Around 20% of the UK population are smokers, but is smoking more prevalent within certain groups? Do more men smoke than women and is it more common for those that can afford it to smoke? What about ethnic minorities?
In this post (which is statistical in nature), I’ll be discussing the ‘typical’ smoker, explaining which groups of people find quitting most difficult and dispelling a few ‘myths’ about smoking cessation.
All statistical data in this article has been taken from training materials from The National Centre for Smoking Cessation and Training (NCSCT) and I’d like to say a big ‘Thank You’ to them for their help.
Although slightly more adult males smoke than adult females, male teenagers are less likely to smoke than female teenagers.
Women are more likely to seek and request specialist help to quit smoking but neither gender group find quitting smokin easier than the other.
Women are also more likely to cite weight control as a reason for smoking despite weight-gain being a common reason given for relapse.
Women from ethnic minorities are less likely to smoke than White British Females.
A quarter (25%) of female smokers that become pregnant successfully quit smoking, although this statistic may be unreliable as many women who smoke during pregnancy will deny it.
It is more likely that a woman will quit smoking during her first pregnancy than subsequent pregnancies.
Pregnant women from lower socio-economic groups and teenagers are less likely to successfully quit smoking than pregnant women from other groups.

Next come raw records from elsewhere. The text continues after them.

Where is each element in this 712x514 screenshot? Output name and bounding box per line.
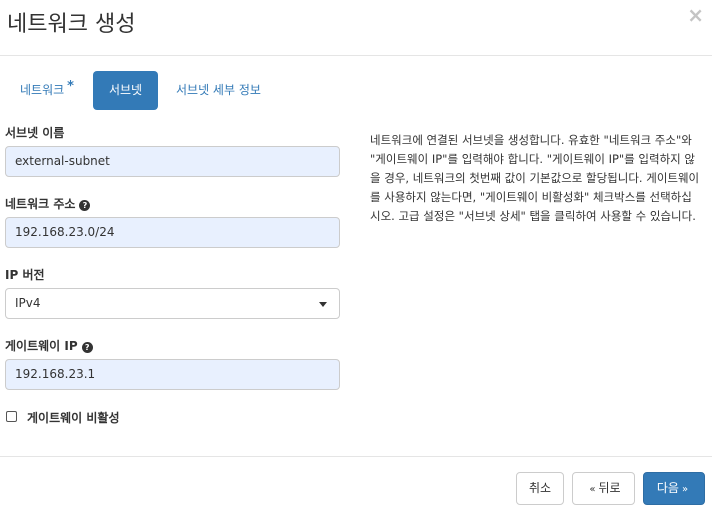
ip-version-label: IP 버전 bbox=[5, 268, 45, 282]
tab-subnet-details[interactable]: 서브넷 세부 정보 bbox=[163, 71, 274, 110]
disable-gateway-checkbox[interactable] bbox=[6, 411, 17, 422]
gateway-ip-label-text: 게이트웨이 IP bbox=[5, 339, 78, 353]
network-address-input[interactable]: 192.168.23.0/24 bbox=[5, 217, 340, 248]
gateway-ip-input[interactable]: 192.168.23.1 bbox=[5, 359, 340, 390]
subnet-name-label: 서브넷 이름 bbox=[5, 126, 65, 140]
wizard-tabs: 네트워크 * 서브넷 서브넷 세부 정보 bbox=[7, 71, 337, 110]
dialog-footer: 취소 «뒤로 다음» bbox=[0, 456, 712, 514]
back-button[interactable]: «뒤로 bbox=[572, 472, 635, 505]
help-icon[interactable]: ? bbox=[81, 342, 93, 353]
caret-down-icon bbox=[319, 302, 327, 307]
next-arrow-icon: » bbox=[681, 484, 689, 495]
ip-version-select[interactable]: IPv4 bbox=[5, 288, 340, 319]
ip-version-value: IPv4 bbox=[15, 296, 41, 310]
subnet-name-input[interactable]: external-subnet bbox=[5, 146, 340, 177]
help-text: 네트워크에 연결된 서브넷을 생성합니다. 유효한 "네트워크 주소"와 "게이… bbox=[370, 133, 700, 223]
tab-network-label: 네트워크 bbox=[20, 83, 65, 97]
cancel-button[interactable]: 취소 bbox=[516, 472, 564, 505]
disable-gateway-label: 게이트웨이 비활성 bbox=[27, 411, 120, 425]
tab-network[interactable]: 네트워크 * bbox=[7, 71, 87, 110]
next-button[interactable]: 다음» bbox=[643, 472, 705, 505]
help-icon[interactable]: ? bbox=[79, 200, 91, 211]
tab-subnet[interactable]: 서브넷 bbox=[93, 71, 158, 110]
dialog-header: 네트워크 생성 × bbox=[0, 0, 712, 56]
network-address-label: 네트워크 주소? bbox=[5, 195, 91, 212]
required-mark: * bbox=[67, 79, 74, 94]
next-button-label: 다음 bbox=[656, 481, 679, 495]
network-address-label-text: 네트워크 주소 bbox=[5, 197, 76, 211]
close-icon[interactable]: × bbox=[687, 4, 704, 26]
back-button-label: 뒤로 bbox=[598, 481, 621, 495]
back-arrow-icon: « bbox=[589, 484, 596, 495]
dialog-title: 네트워크 생성 bbox=[7, 12, 136, 37]
gateway-ip-label: 게이트웨이 IP? bbox=[5, 337, 93, 354]
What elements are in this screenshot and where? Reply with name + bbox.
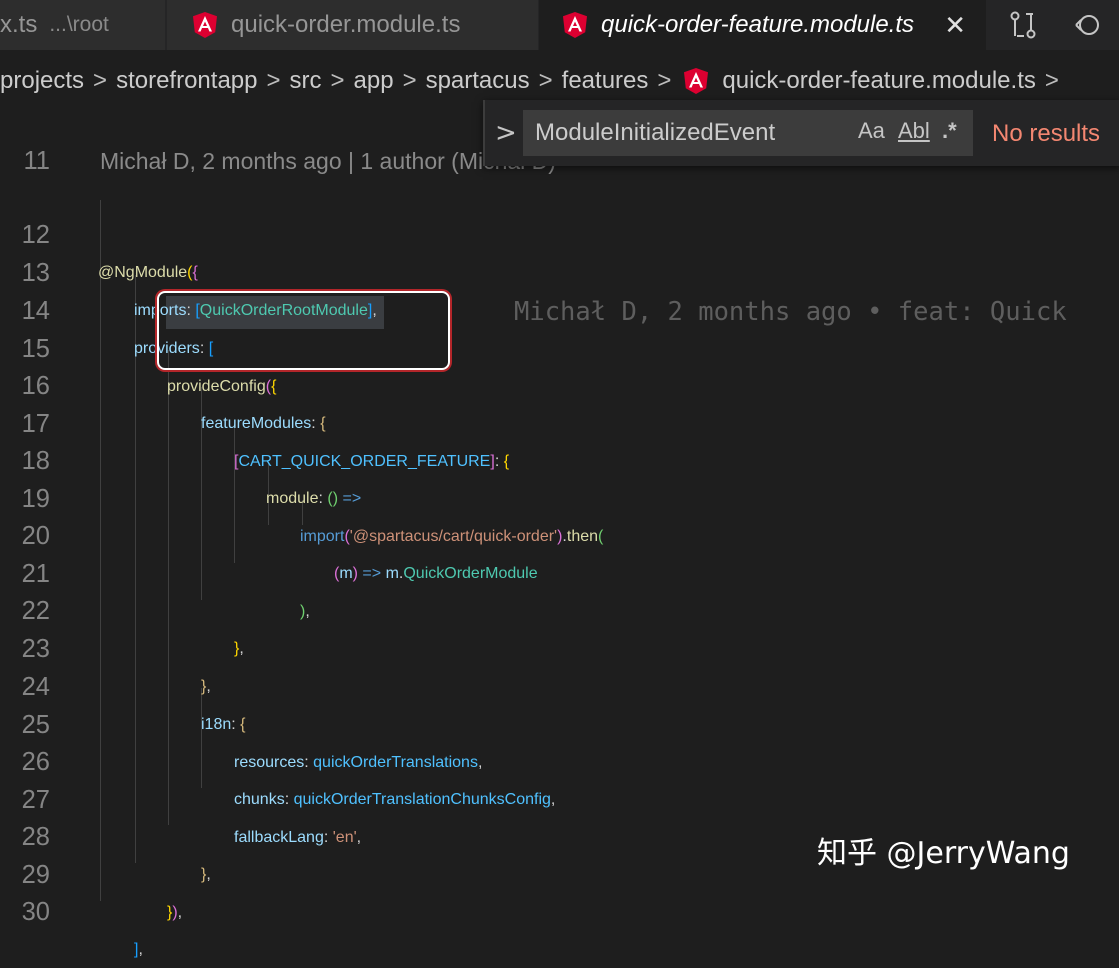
line-12: 12 @NgModule({ [0, 180, 1119, 281]
whole-word-icon[interactable]: Abl [898, 118, 930, 144]
line-22: 22 }, [0, 556, 1119, 657]
chevron-right-icon: > [1044, 67, 1059, 94]
line-20: 20 (m) => m.QuickOrderModule [0, 481, 1119, 582]
line-28: 28 }, [0, 782, 1119, 883]
code-line: }), [167, 904, 183, 921]
tab-quick-order-module[interactable]: quick-order.module.ts [167, 0, 538, 50]
angular-icon [193, 12, 217, 38]
chevron-right-icon: > [402, 67, 417, 94]
tab-quick-order-feature-module[interactable]: quick-order-feature.module.ts ✕ [539, 0, 986, 50]
close-icon[interactable]: ✕ [944, 10, 966, 41]
breadcrumb-item-file[interactable]: quick-order-feature.module.ts [722, 67, 1035, 95]
line-27: 27 fallbackLang: 'en', [0, 745, 1119, 846]
line-17: 17 [CART_QUICK_ORDER_FEATURE]: { [0, 369, 1119, 470]
go-back-icon[interactable] [1070, 8, 1104, 42]
line-26: 26 chunks: quickOrderTranslationChunksCo… [0, 707, 1119, 808]
tab-path: ...\root [49, 13, 109, 36]
line-21: 21 ), [0, 519, 1119, 620]
breadcrumb-item-src[interactable]: src [290, 67, 322, 95]
chevron-right-icon: > [266, 67, 281, 94]
breadcrumb-item-spartacus[interactable]: spartacus [426, 67, 530, 95]
regex-icon[interactable]: .* [942, 118, 957, 144]
compare-changes-icon[interactable] [1006, 8, 1040, 42]
tab-root-ts[interactable]: x.ts ...\root [0, 0, 166, 50]
match-case-icon[interactable]: Aa [858, 118, 885, 144]
breadcrumb-item-features[interactable]: features [562, 67, 649, 95]
line-number: 11 [23, 147, 50, 175]
line-19: 19 import('@spartacus/cart/quick-order')… [0, 444, 1119, 545]
line-23: 23 }, [0, 594, 1119, 695]
watermark: 知乎 @JerryWang [817, 836, 1070, 871]
angular-icon [563, 12, 587, 38]
tab-label: x.ts [0, 11, 38, 38]
toggle-replace-chevron-icon[interactable]: > [495, 118, 517, 148]
chevron-right-icon: > [657, 67, 672, 94]
git-blame-line[interactable]: Michał D, 2 months ago • feat: Quick [514, 294, 1067, 331]
line-number: 30 [21, 898, 50, 926]
chevron-right-icon: > [538, 67, 553, 94]
tab-label: quick-order.module.ts [231, 11, 461, 38]
tab-bar: x.ts ...\root quick-order.module.ts quic… [0, 0, 1119, 50]
chevron-right-icon: > [93, 67, 108, 94]
line-13: 13 imports: [QuickOrderRootModule], [0, 218, 1119, 319]
line-25: 25 resources: quickOrderTranslations, [0, 670, 1119, 771]
tab-label: quick-order-feature.module.ts [601, 11, 915, 38]
annotation-highlight-box [157, 291, 450, 370]
code-line: ], [134, 941, 143, 958]
chevron-right-icon: > [330, 67, 345, 94]
breadcrumb-item-projects[interactable]: projects [0, 67, 84, 95]
line-24: 24 i18n: { [0, 632, 1119, 733]
find-status: No results [992, 120, 1101, 147]
breadcrumb-item-storefrontapp[interactable]: storefrontapp [116, 67, 257, 95]
line-14: 14 providers: [ [0, 256, 1119, 357]
line-18: 18 module: () => [0, 406, 1119, 507]
angular-icon [684, 68, 709, 94]
breadcrumb-item-app[interactable]: app [354, 67, 394, 95]
find-widget: > Aa Abl .* No results [483, 100, 1119, 166]
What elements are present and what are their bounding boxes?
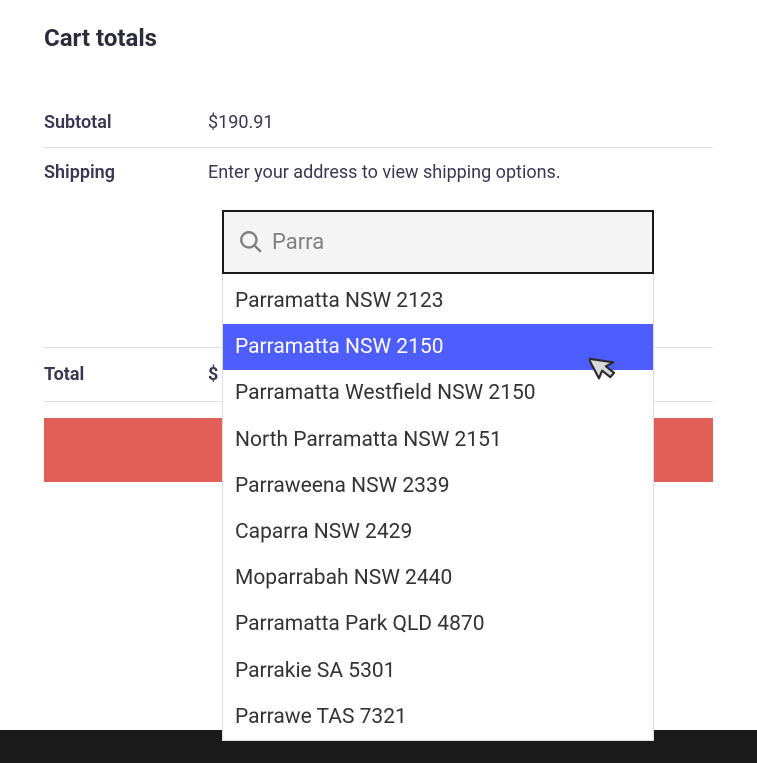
address-search-wrapper: Parramatta NSW 2123Parramatta NSW 2150Pa… [222, 210, 654, 741]
address-option[interactable]: Parrakie SA 5301 [223, 648, 653, 694]
subtotal-row: Subtotal $190.91 [44, 98, 713, 148]
address-option[interactable]: Parrawe TAS 7321 [223, 694, 653, 740]
cart-totals-heading: Cart totals [44, 24, 713, 52]
address-dropdown: Parramatta NSW 2123Parramatta NSW 2150Pa… [222, 274, 654, 741]
address-search-input[interactable] [272, 230, 638, 255]
total-value: $ [208, 364, 218, 385]
address-option[interactable]: North Parramatta NSW 2151 [223, 417, 653, 463]
address-option[interactable]: Parramatta Park QLD 4870 [223, 601, 653, 647]
address-option[interactable]: Parramatta NSW 2123 [223, 278, 653, 324]
address-option[interactable]: Moparrabah NSW 2440 [223, 555, 653, 601]
shipping-label: Shipping [44, 162, 208, 183]
cursor-icon [589, 349, 623, 383]
address-option[interactable]: Caparra NSW 2429 [223, 509, 653, 555]
subtotal-label: Subtotal [44, 112, 208, 133]
shipping-row: Shipping Enter your address to view ship… [44, 148, 713, 197]
address-search-box[interactable] [222, 210, 654, 274]
address-option[interactable]: Parraweena NSW 2339 [223, 463, 653, 509]
total-label: Total [44, 364, 208, 385]
shipping-message: Enter your address to view shipping opti… [208, 162, 561, 183]
search-icon [238, 229, 264, 255]
subtotal-value: $190.91 [208, 112, 273, 133]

Smoking prevalence peaks in the mid-twenties and whilst younger smokers are more likely to attempt to quit smoking, older smokers are the ones who are most successful. this may or may not be related to the fact that older smokers are more likely to have made the switch to low-tar cigarettes.

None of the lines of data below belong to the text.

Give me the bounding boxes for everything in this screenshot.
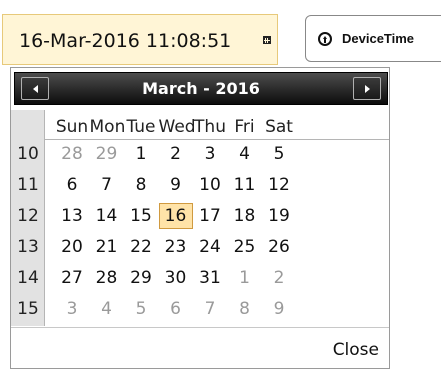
close-button[interactable]: Close bbox=[333, 340, 379, 360]
next-month-button[interactable] bbox=[353, 77, 381, 100]
calendar-day-selected[interactable]: 16 bbox=[158, 203, 193, 229]
calendar-day-other-month[interactable]: 3 bbox=[55, 296, 89, 322]
calendar-day[interactable]: 6 bbox=[55, 172, 89, 198]
calendar-icon bbox=[263, 35, 271, 44]
day-header: Sun bbox=[55, 117, 89, 137]
calendar-day[interactable]: 27 bbox=[55, 265, 89, 291]
week-number: 14 bbox=[17, 268, 39, 288]
week-number: 12 bbox=[17, 206, 39, 226]
calendar-day[interactable]: 15 bbox=[124, 203, 158, 229]
calendar-day[interactable]: 23 bbox=[159, 234, 193, 260]
day-header: Tue bbox=[126, 117, 156, 137]
calendar-day-other-month[interactable]: 28 bbox=[55, 141, 89, 167]
calendar-day[interactable]: 20 bbox=[55, 234, 89, 260]
calendar-day-other-month[interactable]: 1 bbox=[228, 265, 262, 291]
week-number: 11 bbox=[17, 175, 39, 195]
week-number: 10 bbox=[17, 144, 39, 164]
day-header: Thu bbox=[194, 117, 226, 137]
device-time-label: DeviceTime bbox=[342, 31, 415, 46]
calendar-day[interactable]: 7 bbox=[90, 172, 124, 198]
day-header: Mon bbox=[89, 117, 126, 137]
calendar-day-other-month[interactable]: 9 bbox=[262, 296, 296, 322]
calendar-day[interactable]: 31 bbox=[193, 265, 227, 291]
datetime-value[interactable]: 16-Mar-2016 11:08:51 bbox=[19, 30, 231, 52]
calendar-day[interactable]: 13 bbox=[55, 203, 89, 229]
caret-left-icon bbox=[32, 84, 38, 93]
calendar-day[interactable]: 5 bbox=[262, 141, 296, 167]
calendar-day-other-month[interactable]: 7 bbox=[193, 296, 227, 322]
datetime-input[interactable]: 16-Mar-2016 11:08:51 bbox=[2, 14, 278, 65]
day-header: Fri bbox=[234, 117, 255, 137]
calendar-day-other-month[interactable]: 4 bbox=[90, 296, 124, 322]
calendar-day[interactable]: 24 bbox=[193, 234, 227, 260]
calendar-day[interactable]: 4 bbox=[228, 141, 262, 167]
arrow-up-circle-icon bbox=[318, 31, 332, 46]
calendar-day-other-month[interactable]: 6 bbox=[159, 296, 193, 322]
calendar-day[interactable]: 14 bbox=[90, 203, 124, 229]
calendar-day[interactable]: 11 bbox=[228, 172, 262, 198]
calendar-header: March - 2016 bbox=[14, 72, 388, 105]
calendar-popup: March - 2016 Sun Mon Tue Wed Thu Fri Sat 10 28 29… bbox=[10, 67, 390, 369]
calendar-day[interactable]: 8 bbox=[124, 172, 158, 198]
calendar-day[interactable]: 2 bbox=[159, 141, 193, 167]
calendar-day[interactable]: 9 bbox=[159, 172, 193, 198]
day-header: Wed bbox=[158, 117, 196, 137]
calendar-day[interactable]: 26 bbox=[262, 234, 296, 260]
caret-right-icon bbox=[364, 84, 370, 93]
calendar-day[interactable]: 18 bbox=[228, 203, 262, 229]
calendar-day[interactable]: 28 bbox=[90, 265, 124, 291]
calendar-day[interactable]: 30 bbox=[159, 265, 193, 291]
calendar-day[interactable]: 22 bbox=[124, 234, 158, 260]
calendar-day[interactable]: 1 bbox=[124, 141, 158, 167]
footer-divider bbox=[11, 327, 389, 328]
calendar-day-other-month[interactable]: 2 bbox=[262, 265, 296, 291]
calendar-day-other-month[interactable]: 29 bbox=[90, 141, 124, 167]
previous-month-button[interactable] bbox=[21, 77, 49, 100]
calendar-day[interactable]: 29 bbox=[124, 265, 158, 291]
calendar-day[interactable]: 12 bbox=[262, 172, 296, 198]
calendar-day[interactable]: 17 bbox=[193, 203, 227, 229]
day-header: Sat bbox=[265, 117, 293, 137]
calendar-day[interactable]: 25 bbox=[228, 234, 262, 260]
calendar-toggle-button[interactable] bbox=[256, 14, 278, 65]
calendar-day-other-month[interactable]: 5 bbox=[124, 296, 158, 322]
calendar-day[interactable]: 10 bbox=[193, 172, 227, 198]
week-number: 13 bbox=[17, 237, 39, 257]
calendar-day[interactable]: 19 bbox=[262, 203, 296, 229]
calendar-day[interactable]: 21 bbox=[90, 234, 124, 260]
calendar-day-other-month[interactable]: 8 bbox=[228, 296, 262, 322]
week-number: 15 bbox=[17, 299, 39, 319]
device-time-button[interactable]: DeviceTime bbox=[305, 15, 441, 62]
calendar-day[interactable]: 3 bbox=[193, 141, 227, 167]
month-year-title[interactable]: March - 2016 bbox=[65, 73, 337, 104]
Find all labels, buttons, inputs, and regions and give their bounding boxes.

Smoking prevalence is much higher in Bangadeshi men than any other ethnic minority and slightly higher in Pakistani men.
As stated previously, smoking prevalence is lower in women from ethnic minorities.

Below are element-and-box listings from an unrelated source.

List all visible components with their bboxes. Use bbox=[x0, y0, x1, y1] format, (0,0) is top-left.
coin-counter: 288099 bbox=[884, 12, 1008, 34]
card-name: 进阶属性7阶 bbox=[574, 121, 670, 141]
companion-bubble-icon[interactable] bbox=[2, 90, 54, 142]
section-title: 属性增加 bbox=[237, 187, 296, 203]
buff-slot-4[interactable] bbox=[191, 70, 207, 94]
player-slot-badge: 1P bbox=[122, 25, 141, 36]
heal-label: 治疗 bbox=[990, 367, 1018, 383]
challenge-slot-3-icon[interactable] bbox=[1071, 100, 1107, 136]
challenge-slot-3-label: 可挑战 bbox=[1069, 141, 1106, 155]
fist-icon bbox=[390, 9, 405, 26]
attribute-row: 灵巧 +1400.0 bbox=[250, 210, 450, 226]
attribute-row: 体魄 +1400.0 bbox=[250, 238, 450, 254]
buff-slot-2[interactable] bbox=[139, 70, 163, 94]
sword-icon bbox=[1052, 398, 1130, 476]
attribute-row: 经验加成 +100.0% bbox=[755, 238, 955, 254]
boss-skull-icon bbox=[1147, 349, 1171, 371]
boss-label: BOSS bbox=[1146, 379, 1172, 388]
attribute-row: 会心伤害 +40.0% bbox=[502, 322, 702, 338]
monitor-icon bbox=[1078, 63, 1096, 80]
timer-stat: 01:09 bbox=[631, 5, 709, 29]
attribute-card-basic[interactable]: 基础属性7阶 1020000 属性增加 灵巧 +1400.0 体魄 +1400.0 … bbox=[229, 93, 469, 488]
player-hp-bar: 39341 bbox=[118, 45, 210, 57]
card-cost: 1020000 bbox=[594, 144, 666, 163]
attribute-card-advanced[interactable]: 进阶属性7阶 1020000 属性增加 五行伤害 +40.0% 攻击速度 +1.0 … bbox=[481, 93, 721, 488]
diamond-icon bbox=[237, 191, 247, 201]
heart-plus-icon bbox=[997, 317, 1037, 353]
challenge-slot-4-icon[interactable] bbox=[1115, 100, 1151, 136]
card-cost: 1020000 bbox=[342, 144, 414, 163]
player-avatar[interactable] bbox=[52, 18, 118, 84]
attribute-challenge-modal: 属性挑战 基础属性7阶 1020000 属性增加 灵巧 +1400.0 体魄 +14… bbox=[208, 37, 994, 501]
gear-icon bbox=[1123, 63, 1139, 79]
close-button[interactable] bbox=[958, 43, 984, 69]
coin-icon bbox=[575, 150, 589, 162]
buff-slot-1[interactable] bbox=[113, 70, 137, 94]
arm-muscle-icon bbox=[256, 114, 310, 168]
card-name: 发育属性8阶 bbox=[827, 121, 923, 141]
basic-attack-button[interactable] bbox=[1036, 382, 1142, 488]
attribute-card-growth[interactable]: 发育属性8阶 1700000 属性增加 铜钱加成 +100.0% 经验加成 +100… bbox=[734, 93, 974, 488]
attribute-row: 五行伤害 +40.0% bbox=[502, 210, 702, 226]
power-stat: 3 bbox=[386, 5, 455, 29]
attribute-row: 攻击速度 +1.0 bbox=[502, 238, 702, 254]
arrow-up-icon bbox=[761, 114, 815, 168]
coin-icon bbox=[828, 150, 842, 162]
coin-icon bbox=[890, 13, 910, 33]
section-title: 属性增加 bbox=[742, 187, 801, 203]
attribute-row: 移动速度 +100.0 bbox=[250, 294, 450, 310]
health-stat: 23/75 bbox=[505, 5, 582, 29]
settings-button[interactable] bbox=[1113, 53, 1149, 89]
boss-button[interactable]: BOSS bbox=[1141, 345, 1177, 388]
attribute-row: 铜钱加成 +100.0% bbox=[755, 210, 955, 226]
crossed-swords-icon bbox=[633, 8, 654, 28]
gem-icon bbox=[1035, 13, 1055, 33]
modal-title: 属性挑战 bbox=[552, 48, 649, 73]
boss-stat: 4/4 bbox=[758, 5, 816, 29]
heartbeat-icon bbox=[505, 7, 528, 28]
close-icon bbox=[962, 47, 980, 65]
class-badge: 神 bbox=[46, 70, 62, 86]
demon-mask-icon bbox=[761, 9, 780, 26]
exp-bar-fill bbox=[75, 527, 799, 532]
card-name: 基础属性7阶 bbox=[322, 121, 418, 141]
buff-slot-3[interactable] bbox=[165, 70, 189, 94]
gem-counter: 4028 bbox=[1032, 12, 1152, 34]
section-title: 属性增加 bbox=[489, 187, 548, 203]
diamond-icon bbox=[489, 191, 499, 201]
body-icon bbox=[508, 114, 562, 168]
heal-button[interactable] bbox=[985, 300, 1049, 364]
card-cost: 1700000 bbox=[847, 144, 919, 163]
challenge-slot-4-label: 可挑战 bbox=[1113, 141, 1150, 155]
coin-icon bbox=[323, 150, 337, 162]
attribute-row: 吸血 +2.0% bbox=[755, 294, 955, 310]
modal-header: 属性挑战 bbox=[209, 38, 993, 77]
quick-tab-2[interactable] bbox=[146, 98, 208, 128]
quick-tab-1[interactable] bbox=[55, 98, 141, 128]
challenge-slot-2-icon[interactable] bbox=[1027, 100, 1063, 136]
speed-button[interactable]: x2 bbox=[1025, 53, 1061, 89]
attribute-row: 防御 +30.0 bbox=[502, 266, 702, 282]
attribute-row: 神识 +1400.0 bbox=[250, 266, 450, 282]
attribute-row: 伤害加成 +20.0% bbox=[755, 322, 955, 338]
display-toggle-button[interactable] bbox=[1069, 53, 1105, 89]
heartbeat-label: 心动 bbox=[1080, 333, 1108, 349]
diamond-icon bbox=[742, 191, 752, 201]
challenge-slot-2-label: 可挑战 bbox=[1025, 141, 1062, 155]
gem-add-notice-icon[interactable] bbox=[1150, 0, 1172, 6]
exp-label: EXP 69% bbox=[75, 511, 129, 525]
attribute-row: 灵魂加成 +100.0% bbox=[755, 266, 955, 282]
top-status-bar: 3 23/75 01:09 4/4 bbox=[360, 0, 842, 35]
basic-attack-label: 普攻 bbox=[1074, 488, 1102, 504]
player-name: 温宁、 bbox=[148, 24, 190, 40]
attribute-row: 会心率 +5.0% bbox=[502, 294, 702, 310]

Men from South Asia may also consume types of smokeless tobacco (e.g. paan).
Asian, afro-carribbean and white ethnic groups are all equally like to seek and obtain help to quit smoking.
People from lower socio-economic groups are more likely to start smoking, more likely to be heavier smokers and more likely to find it harder to quit although they have no less motivation for quitting than people from higher socio-economic groups.
People that suffer with mental illnesses are more likely to smoke and more likely to be heavier smokers. This includes people with psychotic disorders, other addictions such as drug and alcohol abuse, anxiety and depression.
However, people in these groups are just as likely to want to quit smoking as anyone else.
There is no evidence that smoking helps with any of these conditions and, likewise, there is no evidence that quitting smoking worsens any of these conditions.
In fact, in some cases, stopping smoking can actually help with these illnesses. Most smokers report being happier when they have quit (although a few do say that they feel sadder) and quitting smoking can also reduce anxieties.
Nicotine can interfere with some mental illness medicines, so quitting smoking can also reduce the amount of medicine that needs to be taken.